The paramedics were lovely – both from South Wales – and the air/gas was gratefully received. Though they did drop part of the lift on my foot as I departed the ambulance. There was some cussing at that point.

A policeman came along at some point but to be honest I was pretty dismissive – given how much pain I was in I wasn’t interested in chatting about insurance details and claims. Fact is I doubt I’d ever be.

I was at Southmead Hospital A&E by about 11am (the accident was 09.40). Being at Southmead is always weird. I was born at the hospital. Grew up less than a mile away and have been there a lot over the years! It is an all-new Super Hospital now but it still has a nostalgic feel.

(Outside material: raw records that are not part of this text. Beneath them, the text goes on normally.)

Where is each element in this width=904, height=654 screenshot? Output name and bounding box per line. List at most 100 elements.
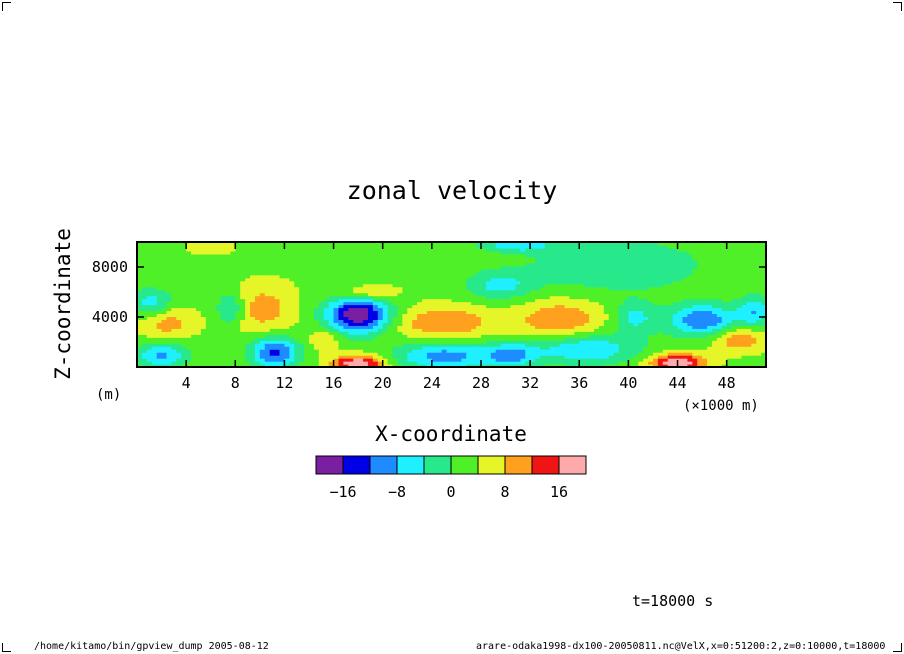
- contour-cell: [259, 268, 266, 273]
- contour-cell: [367, 262, 374, 267]
- contour-cell: [392, 361, 399, 365]
- contour-cell: [220, 280, 227, 285]
- contour-cell: [461, 310, 467, 315]
- contour-cell: [490, 358, 497, 362]
- contour-cell: [756, 358, 762, 362]
- contour-cell: [726, 316, 733, 320]
- contour-cell: [441, 349, 448, 353]
- contour-cell: [623, 337, 629, 341]
- contour-cell: [363, 307, 369, 312]
- contour-cell: [240, 295, 246, 300]
- contour-cell: [333, 322, 340, 326]
- contour-cell: [495, 328, 502, 332]
- contour-cell: [417, 319, 423, 323]
- contour-cell: [299, 316, 305, 320]
- contour-cell: [716, 289, 723, 294]
- contour-cell: [402, 259, 408, 264]
- contour-cell: [667, 322, 674, 326]
- contour-cell: [422, 295, 428, 300]
- contour-cell: [682, 310, 688, 315]
- contour-cell: [564, 289, 571, 294]
- contour-cell: [490, 322, 497, 326]
- contour-cell: [358, 325, 364, 329]
- contour-cell: [161, 268, 168, 273]
- contour-cell: [662, 262, 669, 267]
- contour-cell: [657, 340, 664, 344]
- contour-cell: [505, 352, 512, 356]
- contour-cell: [372, 331, 379, 335]
- contour-cell: [598, 352, 605, 356]
- contour-cell: [358, 262, 364, 267]
- contour-cell: [480, 337, 487, 341]
- contour-cell: [451, 292, 458, 297]
- contour-cell: [667, 355, 674, 359]
- contour-cell: [702, 262, 708, 267]
- contour-cell: [530, 358, 536, 362]
- contour-cell: [338, 322, 344, 326]
- contour-cell: [574, 250, 580, 255]
- contour-cell: [304, 322, 310, 326]
- contour-cell: [682, 346, 688, 350]
- contour-cell: [564, 256, 571, 261]
- contour-cell: [549, 313, 556, 318]
- contour-cell: [461, 262, 467, 267]
- contour-cell: [186, 295, 192, 300]
- contour-cell: [343, 310, 349, 315]
- contour-cell: [313, 361, 320, 365]
- contour-cell: [564, 259, 571, 264]
- contour-cell: [284, 313, 290, 318]
- contour-cell: [146, 352, 153, 356]
- contour-cell: [195, 319, 202, 323]
- contour-cell: [254, 349, 261, 353]
- contour-cell: [304, 304, 310, 309]
- contour-cell: [736, 265, 743, 270]
- contour-cell: [756, 253, 762, 258]
- contour-cell: [264, 316, 271, 320]
- contour-cell: [525, 262, 531, 267]
- contour-cell: [746, 301, 752, 306]
- contour-cell: [191, 334, 197, 338]
- contour-cell: [274, 265, 281, 270]
- contour-cell: [274, 313, 281, 318]
- contour-cell: [726, 364, 733, 368]
- contour-cell: [259, 349, 266, 353]
- contour-cell: [535, 295, 541, 300]
- contour-cell: [377, 349, 384, 353]
- contour-cell: [151, 322, 158, 326]
- contour-cell: [367, 277, 374, 282]
- contour-cell: [525, 349, 531, 353]
- contour-cell: [240, 289, 246, 294]
- contour-cell: [299, 328, 305, 332]
- contour-cell: [530, 313, 536, 318]
- contour-cell: [289, 268, 295, 273]
- contour-cell: [210, 358, 217, 362]
- contour-cell: [662, 316, 669, 320]
- contour-cell: [363, 262, 369, 267]
- contour-cell: [525, 250, 531, 255]
- contour-cell: [161, 322, 168, 326]
- contour-cell: [446, 262, 453, 267]
- contour-cell: [225, 319, 231, 323]
- contour-cell: [397, 334, 403, 338]
- contour-cell: [308, 268, 315, 273]
- contour-cell: [348, 250, 354, 255]
- contour-cell: [441, 307, 448, 312]
- contour-cell: [623, 313, 629, 318]
- contour-cell: [726, 325, 733, 329]
- contour-cell: [608, 310, 615, 315]
- contour-cell: [186, 352, 192, 356]
- contour-cell: [466, 340, 472, 344]
- contour-cell: [667, 340, 674, 344]
- contour-cell: [407, 325, 413, 329]
- contour-cell: [446, 265, 453, 270]
- contour-cell: [205, 349, 212, 353]
- contour-cell: [313, 358, 320, 362]
- contour-cell: [554, 301, 561, 306]
- contour-cell: [436, 325, 443, 329]
- contour-cell: [702, 259, 708, 264]
- contour-cell: [608, 358, 615, 362]
- contour-cell: [176, 277, 182, 282]
- contour-cell: [436, 313, 443, 318]
- contour-cell: [702, 277, 708, 282]
- contour-cell: [662, 340, 669, 344]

I was x-rayed quickly and called through to be assessed quickly after that. There were a couple of painful attempts to pop back in my dislocated toes (ouch – more gas) and then I was sent for an MRI because the x-ray wasn’t clear.

All of this was really quick – but getting the final results was slow going. In the end I was told I had a ‘complex Lisfranc fracture’ and would need an operation – but could go home and they’d let me know when the next day (they didn’t!).

So I wobbled off on my crutches (with a pack of codeine) and my folks (who still live right by the hospital) popped down and drove me home. Being on the crutches and moving around identified that I’d hurt my knee more than I realised – my meniscus seems to be damaged – but a combination of ibuprofen and ice seems to have helped with that.

The pain was pretty horrific for the first 24 hours and sleep was pretty impossible but now it just aches until I move and even then it is just wince inducing rather than tears inducing and I slept okay last night.

Honestly it really did kick the stuffing out of me. I was very down Friday evening and had a little sob. The combination of the pain and the realisation that any uptick in 2020 was probably a goner now left me floored. Between 6 and 12 weeks in a medical boot on crutches does not bode well for my mobility. Especially as I am not good on crutches!

For the most part that has passed for now. Everybody has been so lovely on social media. My parents have been brilliant (the challenge will be keeping my mum away), my uncle popped his head in to say hi – and as the pain has eased so has my mood.

I can still work. I can still draw/paint. I can still cook and read (comics) and watch Netflix and blog and listen to music…and – well – do everything I’ve been doing since March. 

Sure some things are awkward and some things are painful and it is a bit cold to be wearing shorts all the time now(!) but given how hard I was hit and how awkwardly I landed I’m a lucky lad. 

So thanks everybody for the kind words and thoughts – hopefully I’ll get the operation soon and be on the road back to my usual only semi grumpy self soon.